Bellezza è imperfezione Bellezza è imperfezione
Torre di Pisa, Pisa, Toscana
Il nome ufficiale è Piazza del Duomo, ma è Piazza dei Miracoli quello più usato, perché fu Gabriele d’Annunzio a definirla così, colpito dalla bellezza quasi "soprannaturale" dell’insieme.

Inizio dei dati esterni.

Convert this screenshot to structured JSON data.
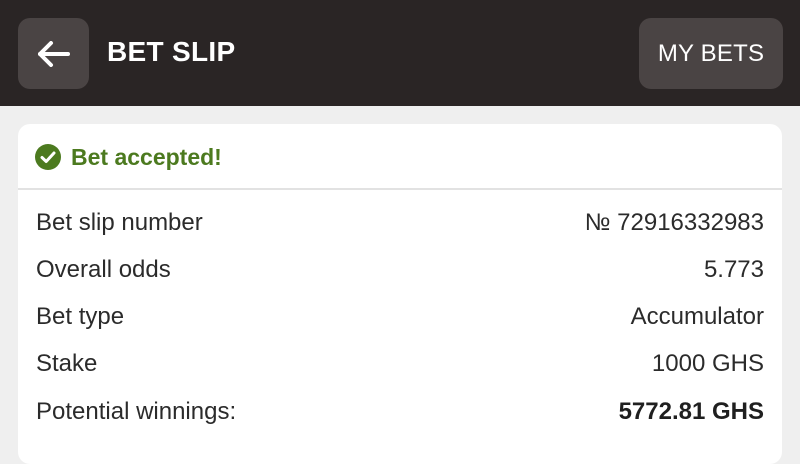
{
  "header": {
    "back_icon": "arrow-left-icon",
    "title": "BET SLIP",
    "my_bets_label": "MY BETS"
  },
  "status": {
    "icon": "check-circle-icon",
    "text": "Bet accepted!",
    "color": "#4c7a1f"
  },
  "details": [
    {
      "label": "Bet slip number",
      "value": "№ 72916332983"
    },
    {
      "label": "Overall odds",
      "value": "5.773"
    },
    {
      "label": "Bet type",
      "value": "Accumulator"
    },
    {
      "label": "Stake",
      "value": "1000 GHS"
    },
    {
      "label": "Potential winnings:",
      "value": "5772.81 GHS"
    }
  ],
  "colors": {
    "header_bg": "#2a2525",
    "button_bg": "#4a4444",
    "page_bg": "#efefef",
    "accent_green": "#4c7a1f"
  }
}
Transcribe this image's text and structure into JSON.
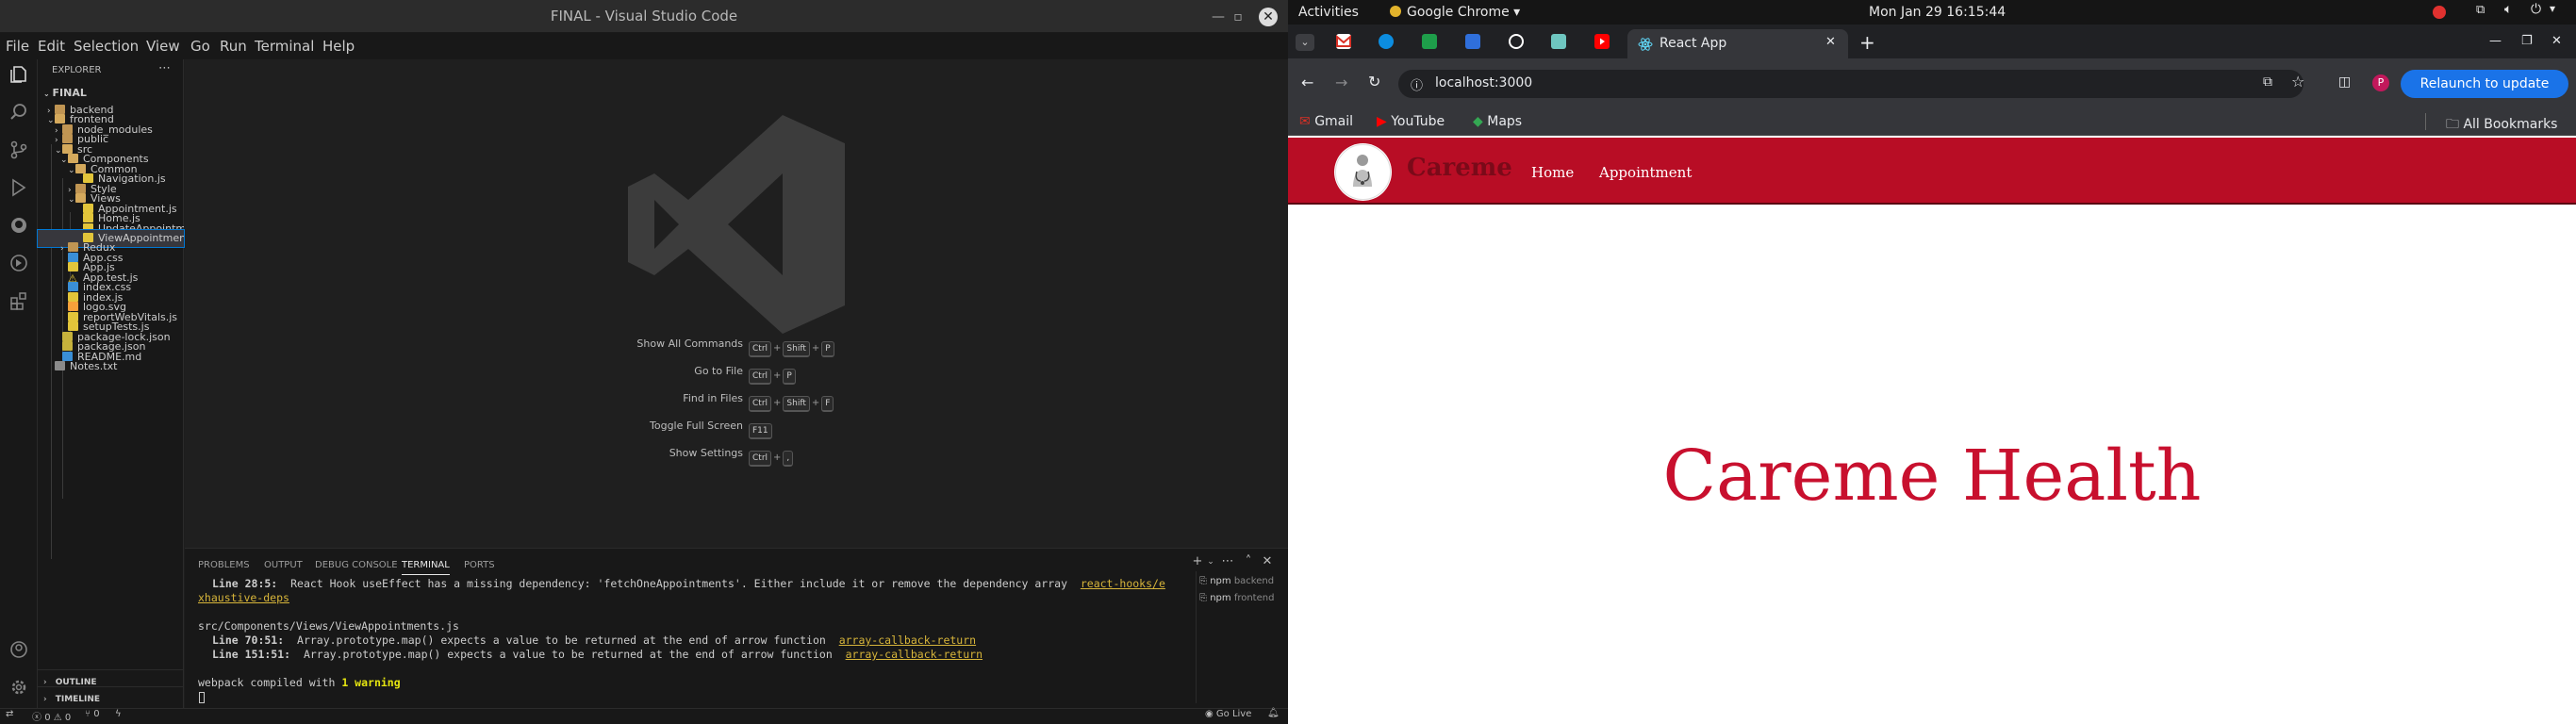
{
  "vscode": {
    "window_title": "FINAL - Visual Studio Code",
    "menus": [
      "File",
      "Edit",
      "Selection",
      "View",
      "Go",
      "Run",
      "Terminal",
      "Help"
    ],
    "explorer": {
      "title": "EXPLORER",
      "root": "FINAL",
      "items": [
        {
          "label": "backend",
          "type": "folder",
          "depth": 1
        },
        {
          "label": "frontend",
          "type": "folder-open",
          "depth": 1
        },
        {
          "label": "node_modules",
          "type": "folder",
          "depth": 2
        },
        {
          "label": "public",
          "type": "folder",
          "depth": 2
        },
        {
          "label": "src",
          "type": "folder-open",
          "depth": 2
        },
        {
          "label": "Components",
          "type": "folder-open",
          "depth": 3
        },
        {
          "label": "Common",
          "type": "folder-open",
          "depth": 4
        },
        {
          "label": "Navigation.js",
          "type": "js",
          "depth": 5
        },
        {
          "label": "Style",
          "type": "folder",
          "depth": 4
        },
        {
          "label": "Views",
          "type": "folder-open",
          "depth": 4
        },
        {
          "label": "Appointment.js",
          "type": "js",
          "depth": 5
        },
        {
          "label": "Home.js",
          "type": "js",
          "depth": 5
        },
        {
          "label": "UpdateAppointm...",
          "type": "js",
          "depth": 5
        },
        {
          "label": "ViewAppointmen...",
          "type": "js",
          "depth": 5,
          "selected": true
        },
        {
          "label": "Redux",
          "type": "folder",
          "depth": 3
        },
        {
          "label": "App.css",
          "type": "css",
          "depth": 3
        },
        {
          "label": "App.js",
          "type": "js",
          "depth": 3
        },
        {
          "label": "App.test.js",
          "type": "warn",
          "depth": 3
        },
        {
          "label": "index.css",
          "type": "css",
          "depth": 3
        },
        {
          "label": "index.js",
          "type": "js",
          "depth": 3
        },
        {
          "label": "logo.svg",
          "type": "svg",
          "depth": 3
        },
        {
          "label": "reportWebVitals.js",
          "type": "js",
          "depth": 3
        },
        {
          "label": "setupTests.js",
          "type": "js",
          "depth": 3
        },
        {
          "label": "package-lock.json",
          "type": "json",
          "depth": 2
        },
        {
          "label": "package.json",
          "type": "json",
          "depth": 2
        },
        {
          "label": "README.md",
          "type": "md",
          "depth": 2
        },
        {
          "label": "Notes.txt",
          "type": "txt",
          "depth": 1
        }
      ],
      "outline": "OUTLINE",
      "timeline": "TIMELINE"
    },
    "shortcuts": [
      {
        "label": "Show All Commands",
        "keys": [
          "Ctrl",
          "Shift",
          "P"
        ]
      },
      {
        "label": "Go to File",
        "keys": [
          "Ctrl",
          "P"
        ]
      },
      {
        "label": "Find in Files",
        "keys": [
          "Ctrl",
          "Shift",
          "F"
        ]
      },
      {
        "label": "Toggle Full Screen",
        "keys": [
          "F11"
        ]
      },
      {
        "label": "Show Settings",
        "keys": [
          "Ctrl",
          ","
        ]
      }
    ],
    "panel_tabs": [
      "PROBLEMS",
      "OUTPUT",
      "DEBUG CONSOLE",
      "TERMINAL",
      "PORTS"
    ],
    "terminal": {
      "l1_loc": "Line 28:5:",
      "l1_msg": "  React Hook useEffect has a missing dependency: 'fetchOneAppointments'. Either include it or remove the dependency array  ",
      "l1_link_a": "react-hooks/e",
      "l1_link_b": "xhaustive-deps",
      "file": "src/Components/Views/ViewAppointments.js",
      "l2_loc": "Line 70:51:",
      "l2_msg": "  Array.prototype.map() expects a value to be returned at the end of arrow function  ",
      "l2_link": "array-callback-return",
      "l3_loc": "Line 151:51:",
      "l3_msg": "  Array.prototype.map() expects a value to be returned at the end of arrow function  ",
      "l3_link": "array-callback-return",
      "compiled_prefix": "webpack compiled with ",
      "compiled_count": "1 warning",
      "sessions": [
        {
          "name": "npm",
          "sub": "backend"
        },
        {
          "name": "npm",
          "sub": "frontend"
        }
      ]
    },
    "status": {
      "errors": "0",
      "warnings": "0",
      "ports": "0",
      "golive": "Go Live"
    }
  },
  "desktop": {
    "activities": "Activities",
    "app_menu": "Google Chrome",
    "clock": "Mon Jan 29  16:15:44"
  },
  "chrome": {
    "active_tab_title": "React App",
    "url": "localhost:3000",
    "relaunch": "Relaunch to update",
    "profile_initial": "P",
    "bookmarks": [
      "Gmail",
      "YouTube",
      "Maps"
    ],
    "all_bookmarks": "All Bookmarks"
  },
  "app": {
    "brand": "Careme",
    "nav_links": [
      "Home",
      "Appointment"
    ],
    "hero": "Careme Health"
  }
}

A volte un monumento diventa famoso per un difetto, eppure quel difetto racconta più della perfezione. La Torre di Pisa, nata nel 1173 come semplice campanile della cattedrale, iniziò a inclinarsi già al terzo piano, nel 1178, perché poggiava su un terreno argilloso troppo morbido. Da allora, la sua storia è un continuo dialogo tra gravità e ingegno umano. La costruzione si interruppe più volte per guerre e problemi tecnici, e questo, paradossalmente, la salvò. Il terreno ebbe così il tempo di assestarsi, evitando un crollo precoce.
Meno noto è che Pisa non ha una sola torre pendente: in città ce ne sono altre, eredità di un suolo capriccioso e di un Medioevo che amava costruire in verticale. E poi ci sono le sette campane, ognuna accordata a una nota musicale, come se il campanile fosse uno strumento gigante pronto a suonare per la piazza. Oggi la torre pende meno di un tempo, grazie a interventi moderni che ne hanno stabilizzato l’inclinazione senza cancellarne il carattere. E mentre l’osservate emergere dal bianco della Piazza dei Miracoli, vi sembrerà che continui a sfidare il tempo con una certa, ostinata eleganza.